Contact National Health Ministries Division for educational resources and materials.
- Sponsor a NAMI Education, Training and Support Activity:
- Family-to-Family Education Program - focuses on the emotional responses
families have to the trauma of mental illnesses. Participants will gain a greater
understanding of mental illness in order to better navigate health care and political
systems.
- Peer to Peer Recovery Education Course - focuses on maintaining wellness
and recovery.

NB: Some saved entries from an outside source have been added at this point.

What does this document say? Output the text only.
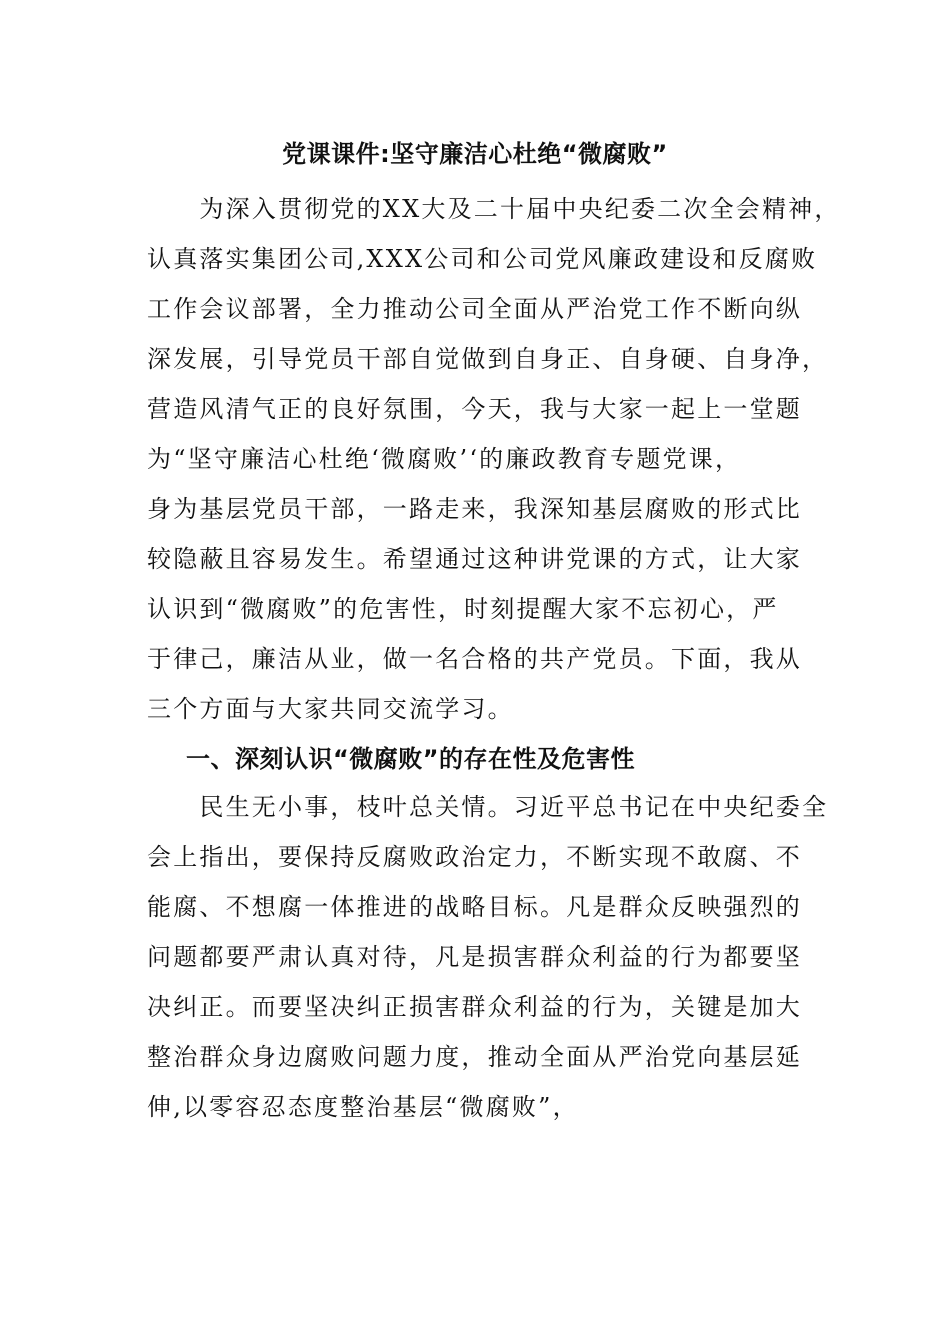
党课课件:坚守廉洁心杜绝“微腐败”
　　为深入贯彻党的XX大及二十届中央纪委二次全会精神，
认真落实集团公司,XXX公司和公司党风廉政建设和反腐败
工作会议部署，全力推动公司全面从严治党工作不断向纵
深发展，引导党员干部自觉做到自身正、自身硬、自身净，
营造风清气正的良好氛围，今天，我与大家一起上一堂题
为“坚守廉洁心杜绝‘微腐败’‘的廉政教育专题党课，
身为基层党员干部，一路走来，我深知基层腐败的形式比
较隐蔽且容易发生。希望通过这种讲党课的方式，让大家
认识到“微腐败”的危害性，时刻提醒大家不忘初心，严
于律己，廉洁从业，做一名合格的共产党员。下面，我从
三个方面与大家共同交流学习。
一、深刻认识“微腐败”的存在性及危害性
　　民生无小事，枝叶总关情。习近平总书记在中央纪委全
会上指出，要保持反腐败政治定力，不断实现不敢腐、不
能腐、不想腐一体推进的战略目标。凡是群众反映强烈的
问题都要严肃认真对待，凡是损害群众利益的行为都要坚
决纠正。而要坚决纠正损害群众利益的行为，关键是加大
整治群众身边腐败问题力度，推动全面从严治党向基层延
伸,以零容忍态度整治基层“微腐败”，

Sessions include lectures, interactive exercises and individual
relapse prevention.
- In Our Own Voice: Living with Mental Illness - offers insight into the
hope and recovery possible for people with severe mental illness.
General Assembly Action:
The 200th General Assembly (1988) approved the Resolution on The Church and
Serious Mental Illness which:
- Urges sessions and governing bodies to review their current responses to
those with mental illness consider or strengthen approaches and learn more about
mental illness.
- Seminaries were urged to expand learning for M.Div and D.Min and
continuing education programs.
- GA entities were called on to take the initiative
to form an ecumenical, interfaith task force focused on the chronically mental
ill and their families, consider developing educational and programmatic materials,
and explore support of Presbyterian chaplains who work with the mentally ill
and their families in hospitals and community settings.
The 213th General Assembly (2001) passed an overture which:
- Directed the Office of the Stated Clerk to advocate for the passage of
legislation in the eighteen states lacking requirements that health insurance
plans provide full coverage for mental health benefits and that such coverage
be in full parity with benefits for other illnesses. (At that time states included:
Alaska, Florida, Idaho, Illinois, Iowa, Kansas, Michigan, Mississippi, New York,
North Dakota, Ohio, Oregon, Pennsylvania, Utah, Washington, West Virginia, Wisconsin
and Wyoming.)
- Directed the Office of the
Stated Clerk to advocate for passage of the federal Mental Health Equitable Treatment
Act (S. 796) co-sponsored by Senators Domenici (R-NM) and Paul Wellstone (D-MN).